Synthesis of Black Beetle Virus Proteins in Cultured Drosophila Cells: Differential Expression of RNAs 1 and 2

Abstract

Black beetle virus is an insect virus with a split genome consisting of two single-stranded, messenger-active RNA molecules with molecular weights of 1.0 × 10 6 (RNA 1) and 0.5 × 10 6 (RNA 2), respectively. Virions contained two proteins, β with a molecular weight of 43,000 (43K) and γ (5K), and traces of a third protein, α (47K). When translated in cell-free extracts of rabbit reticulocytes, RNA 1 directed the synthesis of protein A (104K), whereas RNA 2 synthesized protein α. The in vitro translation efficiency of the two RNAs was roughly equal. Infection of cultured Drosophila cells induced the synthesis of five new proteins: A , α, β, γ, and B (10K), detected by autoradiography of polyacrylamide gels after electrophoresis of extracts from [ 35 S]methionine-labeled cultures. All but protein γ could also be detected by staining with Coomassie brilliant blue, indicating vigorous synthesis of viral proteins.
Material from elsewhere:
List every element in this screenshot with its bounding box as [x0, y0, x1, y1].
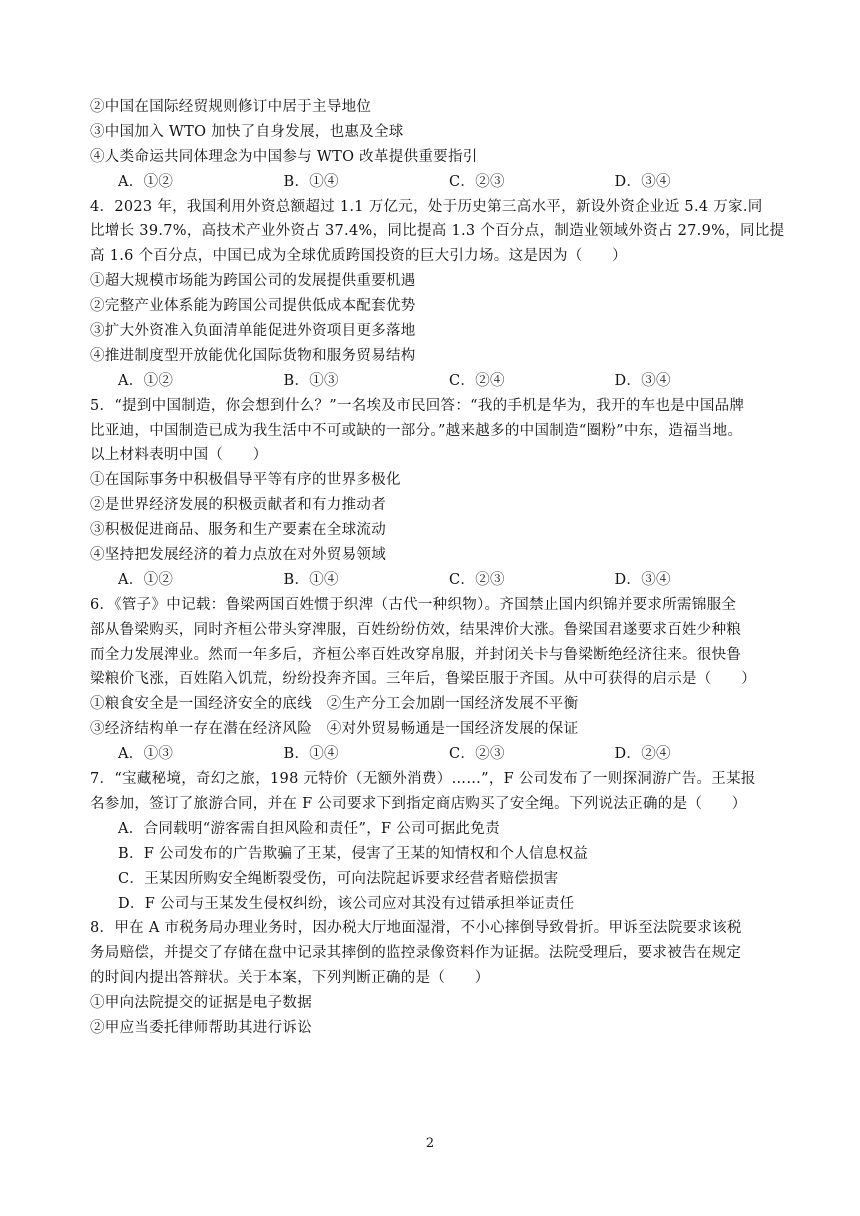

Pulse-chase experiments in infected cells revealed the disappearance of protein α and the coordinate appearance of proteins β and γ, supporting an earlier proposal that coat protein of mature virions is made by cleavage of precursor α. Proteins A and B were stable in such pulse-chase experiments. The three classes of virus-induced proteins, represented by A, B, and α, were synthesized in markedly different amounts and with different kinetics. Synthesis of proteins A and B peaked early in infection and then declined, whereas synthesis of coat protein precursor α peaked much later. These results suggest that RNA 1 controls early replication functions via protein A (and also possibly protein B), whereas RNA 2 controls synthesis of coat protein required later for virion assembly.